Je pense que tout le monde sera d’accord pour dire que Les Aubes Sont Mortes parle de la guerre. Et si vous en n’êtes pas encore convaincu, écoutez plutôt l’explication d’indolove « « Les aubes sont mortes hier matin ». Je vois cela comme le début de la guerre et ce "tu t'en souviens" serait là comme pour se le persuader. Les personnes vivant la guerre ne verront plus l'aube, où du moins, plus jamais du même œil». Il y a aussi le couplet suivant qui montre les conditions horrible de la guerre : « Au côté droit deux trous toujours. Le sang ruisselle dans ma voix. Dans la boue au creux de mes doigts ».
Et comme la guerre ne va pas sans la mort… « Je vois la mort avec cette phrase "Le sang a la couleur du sommeil" : le sommeil éternel ». Il n’y a pas qu’Indolove de cette avis, je laisse la parole à Miss Marco : « "Dis-moi" me fait penser à une sorte de dialogue entre un soldat et la mort, il se renseigne sur ce qui l'attend (…) « Les aubes sont mortes sans lendemain»: on ne voit pas d'issue possible, le lendemain ne peut exister. La seule "issue" possible est la mort. C’est pas vraiment une perspective d'avenir ».

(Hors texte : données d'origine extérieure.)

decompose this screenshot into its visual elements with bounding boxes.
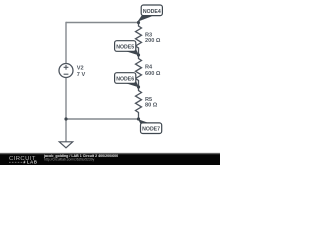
wire ground stub <box>65 119 67 142</box>
node NODE5 flag <box>115 41 139 56</box>
svg-text:7 V: 7 V <box>77 72 86 78</box>
svg-text:R4: R4 <box>145 65 153 71</box>
svg-text:NODE6: NODE6 <box>116 77 134 83</box>
voltage source V2 <box>59 64 73 78</box>
label R5 value <box>145 97 158 109</box>
svg-text:80 Ω: 80 Ω <box>145 103 158 109</box>
junction node A top-right <box>137 21 140 24</box>
wire bottom horizontal <box>66 118 139 120</box>
footer CircuitLab logo dashes <box>9 161 23 163</box>
node NODE6 flag <box>115 73 139 88</box>
svg-text:NODE4: NODE4 <box>143 9 161 15</box>
wire top horizontal <box>66 22 139 24</box>
node NODE4 flag <box>137 5 162 22</box>
svg-text:NODE7: NODE7 <box>142 127 160 133</box>
svg-text:LAB: LAB <box>27 160 38 165</box>
ground <box>59 142 72 148</box>
footer CircuitLab logo bolt <box>23 160 26 164</box>
label V2 value <box>77 65 86 78</box>
label R4 value <box>145 65 161 77</box>
junction node C mid-right R4-R5 <box>137 85 140 88</box>
label R3 value <box>145 32 161 44</box>
svg-text:NODE5: NODE5 <box>116 45 134 51</box>
svg-text:600 Ω: 600 Ω <box>145 71 161 77</box>
wire left vertical upper <box>65 22 67 64</box>
footer bar <box>0 153 220 165</box>
svg-text:V2: V2 <box>77 65 84 71</box>
junction node E bottom-left <box>64 117 67 120</box>
resistor R3 <box>136 23 142 56</box>
junction node D bottom-right <box>137 117 140 120</box>
resistor R4 <box>136 55 142 87</box>
svg-text:http://circuitlab.com/c/62fax5: http://circuitlab.com/c/62fax5239y <box>44 158 95 162</box>
resistor R5 <box>136 87 142 119</box>
wire left vertical lower <box>65 77 67 119</box>
junction node B mid-right R3-R4 <box>137 53 140 56</box>
svg-text:200 Ω: 200 Ω <box>145 38 161 44</box>
node NODE7 flag <box>138 119 162 133</box>
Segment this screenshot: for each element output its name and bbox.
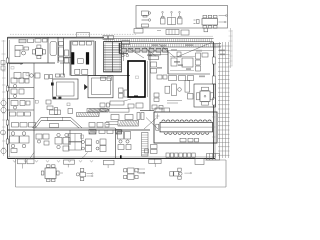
- hatched ramp band lower: [118, 121, 139, 127]
- vestibule top cabinets: [73, 42, 92, 46]
- tall cabinet: [185, 80, 193, 99]
- bottom dimension ticks: [13, 160, 93, 162]
- label box near stairs: [122, 41, 130, 45]
- square table 4 chairs right: [194, 84, 216, 107]
- box above walkway: [50, 110, 61, 115]
- wall vertical x48: [47, 37, 49, 63]
- boxes above band: [134, 28, 208, 35]
- top-right band vertical left: [118, 43, 120, 54]
- partition x34: [33, 130, 35, 159]
- apron cluster 1: [18, 159, 35, 169]
- door arrow between rooms: [84, 84, 87, 90]
- vestibule table: [78, 59, 84, 64]
- desk cluster top-left: [15, 46, 29, 57]
- wall vertical x70: [69, 41, 71, 76]
- apron cluster 3: [149, 159, 161, 167]
- row of squares right: [166, 153, 195, 158]
- inset arrow symbol: [142, 19, 151, 21]
- apron cluster 2: [76, 168, 93, 180]
- left margin symbols: [1, 100, 7, 153]
- desks below wall: [9, 63, 40, 79]
- text blobs top right: [147, 44, 225, 77]
- diagonal leader lines: [128, 42, 213, 58]
- boxes on corridor: [89, 123, 109, 128]
- meeting room east: [88, 76, 113, 98]
- bold shaft rectangle: [128, 61, 145, 97]
- door swing bottom: [82, 153, 88, 159]
- room interior line 2: [170, 70, 194, 72]
- line right of shaft: [147, 61, 149, 97]
- desk mid small 2: [96, 139, 106, 152]
- conference table with chairs: [156, 115, 216, 140]
- small rects below stairs wall: [101, 77, 112, 81]
- table with 4 chairs top-left: [32, 45, 45, 59]
- left room divider y110: [8, 109, 35, 111]
- label 19 b: [67, 103, 70, 106]
- left room furniture 2: [11, 89, 24, 98]
- left room furniture 1: [11, 78, 29, 88]
- shelves right-mid: [145, 145, 158, 154]
- top dimension dashes: [10, 33, 136, 35]
- hatched wall pieces corridor: [89, 130, 122, 135]
- rects above conference: [155, 108, 170, 112]
- right dim extra top: [229, 28, 233, 68]
- label boxes in conference: [180, 138, 199, 142]
- bookshelf hatched: [142, 133, 149, 157]
- top band 1: [104, 39, 214, 42]
- apron desk pair: [124, 168, 145, 179]
- box on corridor line: [50, 124, 59, 128]
- desk cluster bottom-left 2: [55, 133, 70, 151]
- wall x150 vertical: [149, 47, 151, 111]
- wall x94: [94, 41, 96, 76]
- desk pair mid: [69, 134, 82, 151]
- inset desk symbol 2: [142, 24, 149, 27]
- conference dim mark: [156, 114, 160, 120]
- extra band lines: [104, 36, 213, 54]
- inset table group middle: [161, 11, 183, 24]
- apron desk B: [64, 160, 75, 167]
- dark marks under meeting room: [53, 97, 62, 99]
- apron cluster 4: [170, 168, 192, 179]
- boxes mid corridor: [111, 113, 144, 120]
- hatched band B: [77, 113, 100, 117]
- casework near shaft south: [128, 103, 143, 108]
- hatched band A: [87, 109, 109, 113]
- wall y110 right: [140, 110, 154, 112]
- desk cluster bottom-mid: [118, 132, 132, 150]
- corridor band left lines: [106, 122, 118, 125]
- apron 6-chair table: [41, 165, 63, 182]
- small marks below rooms: [46, 100, 53, 110]
- desk cluster bottom-left 1: [10, 132, 30, 153]
- bottom wall inner: [8, 156, 216, 158]
- tall door leaf: [50, 42, 57, 56]
- walkway ramp: [33, 117, 83, 128]
- inset conference table group: [194, 15, 228, 29]
- black bar west: [71, 52, 74, 64]
- label 19 a: [35, 100, 38, 103]
- cabinet row top-left: [19, 39, 47, 43]
- label 10 box: [80, 135, 83, 138]
- vestibule room: [71, 41, 94, 76]
- small desk mid hall: [68, 109, 73, 114]
- wall stub and jamb: [45, 74, 65, 86]
- meeting room west: [53, 79, 78, 99]
- small rects x64: [65, 50, 69, 63]
- corridor wall y128: [33, 127, 115, 129]
- cabinet row bottom-left: [12, 123, 36, 128]
- right exterior wall: [213, 42, 216, 159]
- partition x116: [115, 128, 117, 159]
- bottom wall: [8, 158, 216, 160]
- wall vertical x58: [57, 37, 59, 63]
- wall mid-left horizontal: [8, 62, 56, 64]
- left exterior wall: [6, 37, 9, 158]
- black tick bottom wall: [120, 155, 122, 158]
- circles under gray row: [122, 54, 129, 57]
- boxes below room left: [157, 75, 167, 79]
- furniture row under band: [122, 48, 168, 52]
- label box center: [110, 99, 131, 105]
- inset detail box border: [136, 6, 228, 29]
- conference room: [154, 112, 217, 143]
- wall vertical x63: [63, 38, 65, 76]
- door swing bottom left: [30, 152, 35, 159]
- canopy above vestibule: [77, 33, 90, 38]
- apron dim marks left: [138, 168, 146, 173]
- apron boundary: [16, 159, 227, 188]
- left vertical x34 upper: [33, 63, 35, 130]
- right dimension lines: [218, 42, 230, 158]
- shaft door tick: [134, 96, 138, 98]
- inset desk symbol 1: [142, 11, 151, 17]
- vestibule bottom cabinets: [75, 69, 88, 74]
- room interior line 1: [170, 56, 195, 58]
- wall mid-left horizontal 2: [60, 62, 70, 64]
- left margin boxes: [1, 61, 5, 71]
- small rects left of shaft: [119, 88, 128, 98]
- staircase: [104, 42, 122, 73]
- top band 2: [120, 44, 221, 47]
- left room divider y98: [8, 98, 35, 100]
- desk pair right-mid: [165, 84, 182, 103]
- line right of stairs: [122, 44, 124, 61]
- small rects x154: [152, 93, 163, 109]
- apron desk C: [104, 160, 115, 168]
- corridor wall y130: [8, 129, 151, 131]
- column mid hall: [55, 108, 58, 115]
- wall y75.7: [94, 75, 130, 77]
- apron small desk right: [195, 159, 204, 165]
- upper right room south wall: [168, 73, 210, 75]
- narrow room shelves: [59, 42, 64, 62]
- left dimension line: [2, 40, 6, 156]
- left room furniture 3: [11, 101, 30, 110]
- upper right room table: [171, 52, 193, 67]
- left room divider y87: [8, 87, 35, 89]
- upper right cabinets east: [196, 53, 209, 71]
- cabinets right of x150: [149, 51, 161, 73]
- black bar east: [86, 52, 89, 64]
- small marks below stairs: [100, 103, 110, 112]
- partition x70: [69, 130, 71, 145]
- label box center 2: [109, 109, 129, 113]
- steps right: [207, 154, 220, 161]
- crossing diagonals corridor: [144, 118, 158, 130]
- cabinet row left upper: [10, 112, 31, 116]
- upper right room west wall: [167, 51, 169, 75]
- wall stub left of vestibule: [64, 56, 72, 58]
- desk cluster bottom-left 1b: [36, 134, 49, 145]
- desk mid small: [82, 139, 92, 152]
- top wall left section: [8, 37, 105, 39]
- cabinets above stairs: [103, 36, 114, 40]
- boxes below room: [169, 76, 194, 81]
- wall seg above shaft: [119, 53, 128, 55]
- shaft label 13: [136, 76, 139, 79]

Et l’amour dans tout ça? Une idée Indolove ? « Le refrain montre qu'il n'y a pas de place pour l'amour, que les lendemains ne seront surement pas joyeux, cela à cause de la guerre (…) J’imagine une femme pensant à son mari partit au combat "dis moi combien tomberont demain" j'imagine même énormément d'inquiétude en se disant cela, la peur d'apprendre la mort de son mari. « Dis-moi comment elles prennent en main». Là j'imagine l'homme devenu soldat se demandant comment les femmes font sans les hommes dans les villages et villes». Pour Miss Marco, il s’agirait plutôt de camaraderie « "Qu’ils comptent avec toi" et "qu'ils pleurent avec toi" pour moi le « ils» évoqueraient les soldats, comme si malgré la mort, le soldat peut toujours compter sur ses camarades, une camaraderie qui va au delà de la mort ».

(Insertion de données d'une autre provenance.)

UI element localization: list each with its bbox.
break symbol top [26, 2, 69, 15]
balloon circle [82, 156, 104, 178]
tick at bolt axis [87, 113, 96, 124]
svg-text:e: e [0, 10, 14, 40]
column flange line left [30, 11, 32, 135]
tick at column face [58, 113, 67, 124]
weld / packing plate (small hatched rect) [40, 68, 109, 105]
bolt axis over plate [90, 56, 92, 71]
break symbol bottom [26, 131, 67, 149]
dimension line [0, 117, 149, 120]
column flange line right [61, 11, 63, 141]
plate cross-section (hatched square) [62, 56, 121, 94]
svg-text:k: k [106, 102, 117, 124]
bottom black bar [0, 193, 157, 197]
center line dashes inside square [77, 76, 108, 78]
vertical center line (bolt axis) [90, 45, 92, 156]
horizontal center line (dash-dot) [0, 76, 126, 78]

Pour Miss Marco, il est aussi question de l’arrière « "Ils sont sourds et muets parfois": « il», cela pourrait être une allusion aux gueules cassées, nom donné aux soldats défigurés ou comme l'armée est surnommée la grande muette, une allusion aux gradés qui, loin du front, ne se préoccupaient pas des simples soldats et restaient sourds à la réalité du terrain; tout en veillant à ce que les horreurs du front ne soient pas évoquées à l'arrière». Excellente analyse!

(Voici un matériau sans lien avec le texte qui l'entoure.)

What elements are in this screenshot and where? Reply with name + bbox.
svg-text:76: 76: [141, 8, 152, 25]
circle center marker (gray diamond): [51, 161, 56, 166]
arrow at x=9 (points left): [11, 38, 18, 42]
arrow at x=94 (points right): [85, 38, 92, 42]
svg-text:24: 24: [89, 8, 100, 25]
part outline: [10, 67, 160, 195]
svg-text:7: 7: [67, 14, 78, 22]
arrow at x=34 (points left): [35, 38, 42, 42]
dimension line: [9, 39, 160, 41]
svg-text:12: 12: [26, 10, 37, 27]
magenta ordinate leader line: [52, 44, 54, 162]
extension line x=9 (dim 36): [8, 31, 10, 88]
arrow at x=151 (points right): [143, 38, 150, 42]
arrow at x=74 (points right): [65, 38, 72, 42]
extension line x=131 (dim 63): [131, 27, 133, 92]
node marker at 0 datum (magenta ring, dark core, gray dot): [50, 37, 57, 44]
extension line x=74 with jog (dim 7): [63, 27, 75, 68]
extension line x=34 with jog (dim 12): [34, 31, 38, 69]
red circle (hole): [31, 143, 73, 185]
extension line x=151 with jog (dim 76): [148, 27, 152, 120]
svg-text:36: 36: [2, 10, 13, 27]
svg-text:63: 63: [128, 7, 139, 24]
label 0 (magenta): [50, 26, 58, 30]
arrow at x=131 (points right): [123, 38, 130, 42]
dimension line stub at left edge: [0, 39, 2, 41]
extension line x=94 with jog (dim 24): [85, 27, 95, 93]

Certains ont noté des références. C’est le cas pour Indolove et Miss Marco qui ont bien souligné un clin d’œil au grand poète Rimbaud et son poème le Dormeur du Val avec les paroles « au côté droit deux trous toujours ». Pour Miss Marco, il y a aussi une autre référence : « « Comment elles prennent en mains » (…) je pense à la fée Morgane qui venait chercher les morts ». Autre référence que l’on peut noter « peau de chagrin », ouvrage de Balzac!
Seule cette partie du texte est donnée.